The Court also re-examined the Statutory Pugh Clause codified at Ark. Code Ann. 15-73-201. Southwestern Energy Production Co. v. Elkins, 2010 Ark. 481. A bit of background is necessary for those readers who do not understand the basics of oil and gas leases. When a well begins to produce, an oil and gas lease enters its secondary term. The secondary term continues until there is no longer a commercially viable oil or gas well. A lease holder may drill wells perpetually to extend the secondary term.
But suppose all of the drilling takes place on one tract, but the lease also covers tracts several miles away. A standard oil and gas lease always has some language to the effect that operations on one part of the lands extend to the whole of the leasehold. Therefore, a well on one part of the leasehold holds all lands covered by the lease into the secondary term. This idea is also incorporated into Ark. Code Ann. 15-73-201. If one area of the leasehold is very attractive and easy to develop, it may be decades before the operator gets around to developing the less attractive areas. This is a source of frustration for many landowners. Enter a Lousiana lawyer named Pugh. Lawyer Pugh drafted a simple clause to remedy the problem:
If at the end of the primary term, a part but not all of the land covered by this lease, on a surface acreage basis, is not included within a unit or units in accordance with the other provisions hereof, this lease shall terminate as to such part, or parts, of the land lying outside such unit or units, unless this lease is perpetuated as to such land outside such unit or units by operations conducted thereon or by the production of oil, gas or other minerals, or by such operations and such production in accordance with the provisions hereof.
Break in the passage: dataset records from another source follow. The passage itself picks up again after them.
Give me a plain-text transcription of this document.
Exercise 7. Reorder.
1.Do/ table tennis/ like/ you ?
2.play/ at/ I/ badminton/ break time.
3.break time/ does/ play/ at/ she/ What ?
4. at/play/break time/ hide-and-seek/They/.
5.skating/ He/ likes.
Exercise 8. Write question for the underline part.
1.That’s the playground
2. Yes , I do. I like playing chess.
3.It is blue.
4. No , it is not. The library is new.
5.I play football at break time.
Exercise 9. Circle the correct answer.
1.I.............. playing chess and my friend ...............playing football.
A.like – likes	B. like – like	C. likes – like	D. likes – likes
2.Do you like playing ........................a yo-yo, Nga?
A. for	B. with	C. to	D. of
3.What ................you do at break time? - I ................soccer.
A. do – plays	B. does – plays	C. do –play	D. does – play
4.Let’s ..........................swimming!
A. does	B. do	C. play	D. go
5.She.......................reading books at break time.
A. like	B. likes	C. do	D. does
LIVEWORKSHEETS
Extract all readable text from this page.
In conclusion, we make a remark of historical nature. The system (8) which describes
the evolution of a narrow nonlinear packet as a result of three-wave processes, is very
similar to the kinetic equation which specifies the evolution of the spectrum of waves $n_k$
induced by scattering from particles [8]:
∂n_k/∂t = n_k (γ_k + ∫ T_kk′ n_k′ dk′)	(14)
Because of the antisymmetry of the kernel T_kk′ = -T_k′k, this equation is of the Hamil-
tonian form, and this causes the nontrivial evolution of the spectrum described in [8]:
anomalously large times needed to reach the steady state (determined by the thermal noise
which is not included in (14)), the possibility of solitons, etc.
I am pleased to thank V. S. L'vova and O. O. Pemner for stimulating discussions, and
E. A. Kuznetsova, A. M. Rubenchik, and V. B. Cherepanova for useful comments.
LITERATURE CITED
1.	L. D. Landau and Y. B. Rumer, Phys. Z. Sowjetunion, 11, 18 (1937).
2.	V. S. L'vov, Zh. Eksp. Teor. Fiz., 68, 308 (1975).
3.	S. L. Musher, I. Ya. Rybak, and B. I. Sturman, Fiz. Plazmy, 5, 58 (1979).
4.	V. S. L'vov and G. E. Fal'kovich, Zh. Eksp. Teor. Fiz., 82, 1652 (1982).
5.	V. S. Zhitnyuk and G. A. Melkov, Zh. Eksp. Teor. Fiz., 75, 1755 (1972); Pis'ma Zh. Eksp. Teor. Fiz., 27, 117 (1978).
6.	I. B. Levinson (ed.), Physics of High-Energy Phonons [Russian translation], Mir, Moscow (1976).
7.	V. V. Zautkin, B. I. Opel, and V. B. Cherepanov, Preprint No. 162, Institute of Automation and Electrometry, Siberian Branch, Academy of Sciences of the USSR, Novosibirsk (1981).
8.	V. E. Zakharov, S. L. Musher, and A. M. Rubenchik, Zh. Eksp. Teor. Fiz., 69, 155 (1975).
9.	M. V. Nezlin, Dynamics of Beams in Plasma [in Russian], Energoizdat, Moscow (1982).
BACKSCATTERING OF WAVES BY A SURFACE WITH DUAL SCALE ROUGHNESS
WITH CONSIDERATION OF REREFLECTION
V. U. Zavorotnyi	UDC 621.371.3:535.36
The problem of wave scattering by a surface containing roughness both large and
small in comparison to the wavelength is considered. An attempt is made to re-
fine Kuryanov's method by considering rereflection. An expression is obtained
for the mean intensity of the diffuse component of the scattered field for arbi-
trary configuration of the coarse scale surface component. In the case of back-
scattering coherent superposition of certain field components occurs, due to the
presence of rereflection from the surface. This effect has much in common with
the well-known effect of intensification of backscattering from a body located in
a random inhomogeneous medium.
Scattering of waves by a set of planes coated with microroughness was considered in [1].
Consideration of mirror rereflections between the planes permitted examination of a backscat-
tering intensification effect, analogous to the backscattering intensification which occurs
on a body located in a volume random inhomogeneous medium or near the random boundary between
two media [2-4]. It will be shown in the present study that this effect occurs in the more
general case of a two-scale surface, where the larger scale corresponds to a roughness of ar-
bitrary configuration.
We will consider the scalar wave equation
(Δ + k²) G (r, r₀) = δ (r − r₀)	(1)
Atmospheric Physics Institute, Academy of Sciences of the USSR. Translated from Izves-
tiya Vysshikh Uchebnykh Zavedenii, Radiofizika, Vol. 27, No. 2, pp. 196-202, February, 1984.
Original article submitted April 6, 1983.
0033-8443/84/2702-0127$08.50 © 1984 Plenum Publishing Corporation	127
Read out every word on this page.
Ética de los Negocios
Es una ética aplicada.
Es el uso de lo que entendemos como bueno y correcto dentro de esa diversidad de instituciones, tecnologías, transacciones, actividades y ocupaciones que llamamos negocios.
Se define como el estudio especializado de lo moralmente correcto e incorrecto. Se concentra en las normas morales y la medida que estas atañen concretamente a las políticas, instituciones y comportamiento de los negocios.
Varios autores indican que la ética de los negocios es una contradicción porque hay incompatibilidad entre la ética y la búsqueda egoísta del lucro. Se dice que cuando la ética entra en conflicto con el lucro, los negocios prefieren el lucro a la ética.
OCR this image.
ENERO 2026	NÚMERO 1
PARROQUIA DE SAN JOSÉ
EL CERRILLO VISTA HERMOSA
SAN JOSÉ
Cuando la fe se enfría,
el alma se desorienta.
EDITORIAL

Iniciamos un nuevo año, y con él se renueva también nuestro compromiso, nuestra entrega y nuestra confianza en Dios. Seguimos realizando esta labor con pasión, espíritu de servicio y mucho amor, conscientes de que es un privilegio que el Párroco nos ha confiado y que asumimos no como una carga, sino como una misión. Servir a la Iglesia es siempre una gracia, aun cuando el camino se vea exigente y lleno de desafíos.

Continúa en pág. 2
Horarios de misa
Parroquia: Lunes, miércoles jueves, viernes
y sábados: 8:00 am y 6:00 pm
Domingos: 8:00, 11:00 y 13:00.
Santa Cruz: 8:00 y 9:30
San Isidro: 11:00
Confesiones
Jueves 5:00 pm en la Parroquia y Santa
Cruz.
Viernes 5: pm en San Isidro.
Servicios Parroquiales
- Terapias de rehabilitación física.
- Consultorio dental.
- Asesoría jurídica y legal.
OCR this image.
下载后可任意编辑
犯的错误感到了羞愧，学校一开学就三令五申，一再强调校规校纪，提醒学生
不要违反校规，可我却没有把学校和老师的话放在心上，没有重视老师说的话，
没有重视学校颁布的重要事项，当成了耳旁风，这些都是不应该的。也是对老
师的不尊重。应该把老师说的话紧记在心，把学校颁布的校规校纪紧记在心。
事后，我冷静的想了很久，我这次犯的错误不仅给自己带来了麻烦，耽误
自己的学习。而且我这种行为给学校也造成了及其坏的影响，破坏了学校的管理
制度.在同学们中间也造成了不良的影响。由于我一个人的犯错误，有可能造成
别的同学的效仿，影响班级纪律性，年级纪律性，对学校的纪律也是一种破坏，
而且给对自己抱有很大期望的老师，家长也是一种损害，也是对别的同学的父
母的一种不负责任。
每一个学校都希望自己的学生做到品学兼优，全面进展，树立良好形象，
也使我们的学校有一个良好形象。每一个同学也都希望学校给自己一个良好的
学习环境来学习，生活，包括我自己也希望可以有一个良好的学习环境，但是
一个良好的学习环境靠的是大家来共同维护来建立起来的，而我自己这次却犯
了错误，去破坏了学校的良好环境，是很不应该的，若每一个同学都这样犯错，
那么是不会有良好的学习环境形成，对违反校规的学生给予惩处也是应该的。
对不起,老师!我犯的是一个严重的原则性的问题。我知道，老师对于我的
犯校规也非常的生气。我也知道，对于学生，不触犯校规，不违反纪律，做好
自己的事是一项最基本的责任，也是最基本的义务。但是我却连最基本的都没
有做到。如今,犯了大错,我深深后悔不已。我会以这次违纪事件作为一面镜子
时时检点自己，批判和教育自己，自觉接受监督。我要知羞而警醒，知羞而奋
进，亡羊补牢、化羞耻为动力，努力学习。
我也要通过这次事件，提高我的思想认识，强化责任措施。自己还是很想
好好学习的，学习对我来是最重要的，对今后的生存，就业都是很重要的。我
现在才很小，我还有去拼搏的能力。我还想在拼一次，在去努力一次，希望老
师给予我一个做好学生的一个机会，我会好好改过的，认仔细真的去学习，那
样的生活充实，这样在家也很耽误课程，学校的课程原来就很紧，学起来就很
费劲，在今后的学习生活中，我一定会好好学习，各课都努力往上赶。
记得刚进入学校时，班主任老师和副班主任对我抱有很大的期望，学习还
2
Put simply, when operator finishes the drilling started in the primary term, the lease becomes severable, freeing up the lands the operator failed to develop.
In response to outrage by mineral owners who did not see all of their lands developed in a timely manner, the General Assembly enacted the following as Ark. Code Ann. 15-73-201:
Lease extended by production -- Scope
(a) The term of an oil and gas, or oil or gas, lease extended by production in quantities in lands in one (1) section or pooling unit in which there is production shall not be extended in lands in sections or pooling units under the lease where there has been no production or exploration.
(b) This section shall not apply when drilling operations have commenced on any part of lands in sections or pooling units under the lease within one (1) year after the expiration of the primary term, or within one (1) year after the completion of a well on any part of lands in sections or pooling units under the lease.
(c) The provisions of this section shall apply to all oil and gas, or oil or gas, leases entered into on and after July 4, 1983.
The plain reading of this statute is that an operator must continue drilling, or lose the lease. This is not quite a Pugh clause, but it is close. In the latest case examining this statute, the landowner plaintiffs attempted to re-argue the correct interpretation of the statute. The court did not see fit to alter the interpretation it adopted in Snowden v. JRE Investments, 2010 Ark. 276. That is, the plain reading of the statute prevailed, and in this case, the operator complied with what the statute required. Like the Snowden case, this case drew some dissenting opinions. The gist of those dissents is that the General Assembly meant to write a true Pugh clause, but as the dissenters note, it is up to the General Assembly to change its statutes, not the courts.
Landowners should not rely on the so-called statutory Pugh as true Pugh clause because it isn't one. When writing this law, the General Assembly compromised between the operator and landowner viewpoints. The statute ended the days landowners languishing over the operator sitting on a single well to hold a leasehold spread over a large area, but it also allowed the operator a reasonable cushion of time for development. Like all other aspects of an oil and gas lease, a landowner can negotiate for true Pugh clause.